Skip to content
Part of the Law Professor Blogs Network

The crazy, Baze-y lethal injection uncertainty continues

Monday brought a last minute state court stay of a scheduled execution in Nevada (discussed here).  But then we got rulings in Georgia and Virginia which keep scheduled executions on track: in the Virginia case, as detailed here, the Fourth Circuit refused to grant a stay; in the Georgia case, as detailed here, the state Supreme Court refused to grant a stay.  But, then, late Tuesday, the US Supreme Court refused to vacate a stay granted by the Eighth Circuit in an Arkansas case.  Here is the notable text of the SCOTUS order in the Arkansas case:

ORDER IN PENDING CASE

07A311 NORRIS, DIR., AR DOC, ET AL. V. JONES, JACK H.

The application to vacate the stay of execution of sentence of death entered by the United States Court of Appeals for the Eighth Circuit on October 11, 2007, presented to Justice Alito and by him referred to the Court, is denied.

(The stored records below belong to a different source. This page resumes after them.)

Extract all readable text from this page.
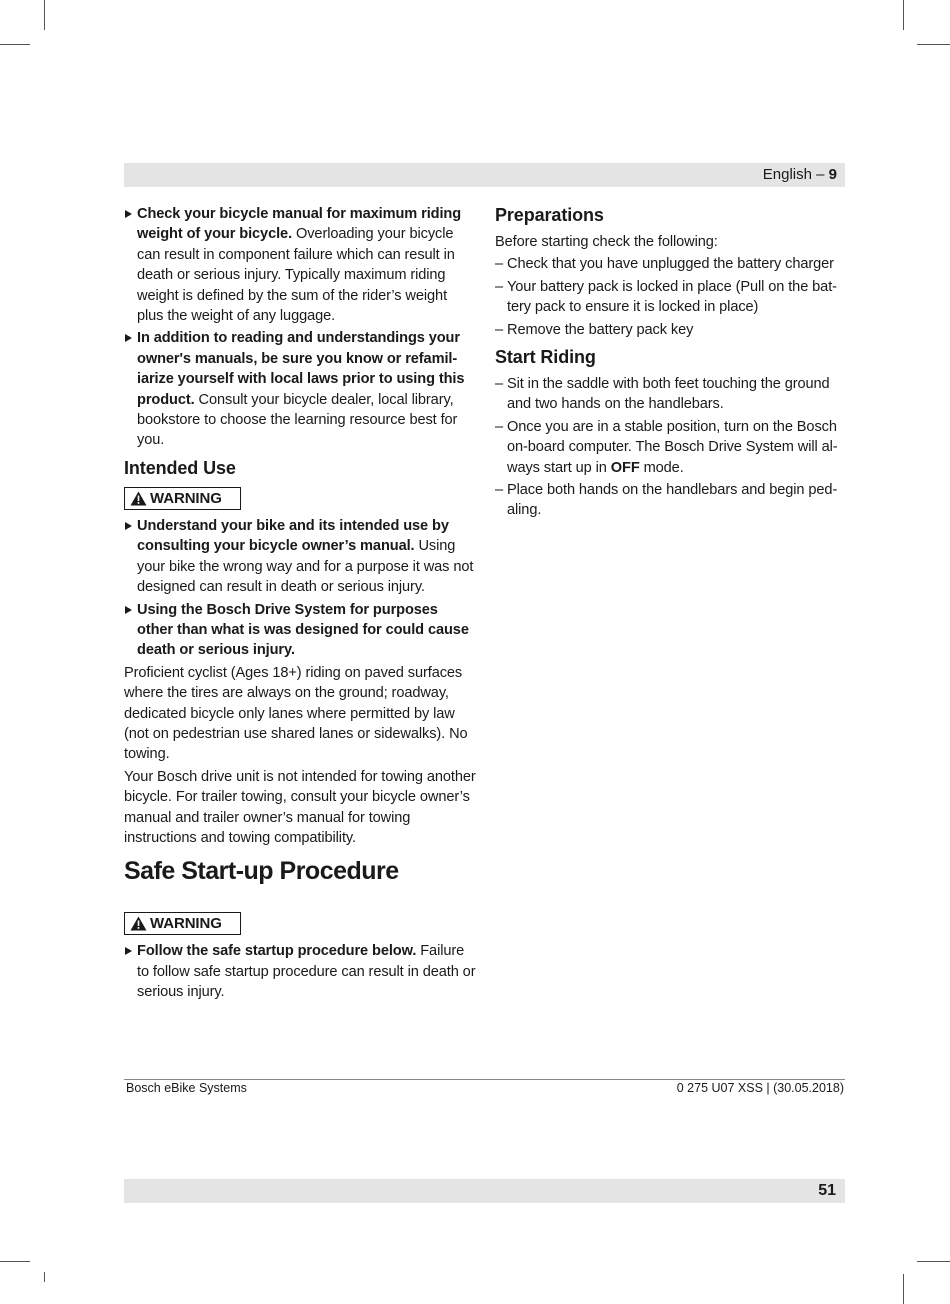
English – 9

Check your bicycle manual for maximum riding weight of your bicycle. Overloading your bicycle can result in component failure which can result in death or serious injury. Typically maximum riding weight is defined by the sum of the rider’s weight plus the weight of any luggage.

In addition to reading and understandings your owner's manuals, be sure you know or refamiliarize yourself with local laws prior to using this product. Consult your bicycle dealer, local library, bookstore to choose the learning resource best for you.

Intended Use
WARNING

Understand your bike and its intended use by consulting your bicycle owner’s manual. Using your bike the wrong way and for a purpose it was not designed can result in death or serious injury.

Using the Bosch Drive System for purposes other than what is was designed for could cause death or serious injury.

Proficient cyclist (Ages 18+) riding on paved surfaces where the tires are always on the ground; roadway, dedicated bicycle only lanes where permitted by law (not on pedestrian use shared lanes or sidewalks). No towing.

Your Bosch drive unit is not intended for towing another bicycle. For trailer towing, consult your bicycle owner’s manual and trailer owner’s manual for towing instructions and towing compatibility.

Safe Start-up Procedure
WARNING

Follow the safe startup procedure below. Failure to follow safe startup procedure can result in death or serious injury.

Preparations

Before starting check the following:

– Check that you have unplugged the battery charger

– Your battery pack is locked in place (Pull on the battery pack to ensure it is locked in place)

– Remove the battery pack key

Start Riding

– Sit in the saddle with both feet touching the ground and two hands on the handlebars.

– Once you are in a stable position, turn on the Bosch on-board computer. The Bosch Drive System will always start up in OFF mode.

– Place both hands on the handlebars and begin pedaling.

Bosch eBike Systems	0 275 U07 XSS | (30.05.2018)
51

Justice Scalia, dissenting.

I vote to grant the State’s application to vacate the stay because in my view the decision of the Eighth Circuit was based on the mistaken premise that our grant of certiorari in Baze v. Rees, ___ S. Ct. ___ (2007), calls for the stay of every execution in which an individual raises an Eighth Amendment challenge to the lethal injection protocol.  The grant of certiorari in a single case does not alter the application of normal rules of procedure, including those related to timeliness. In this case, Jones’s challenge to the lethal injection protocol, which was brought nine years after his conviction and sentence became final, was dilatory.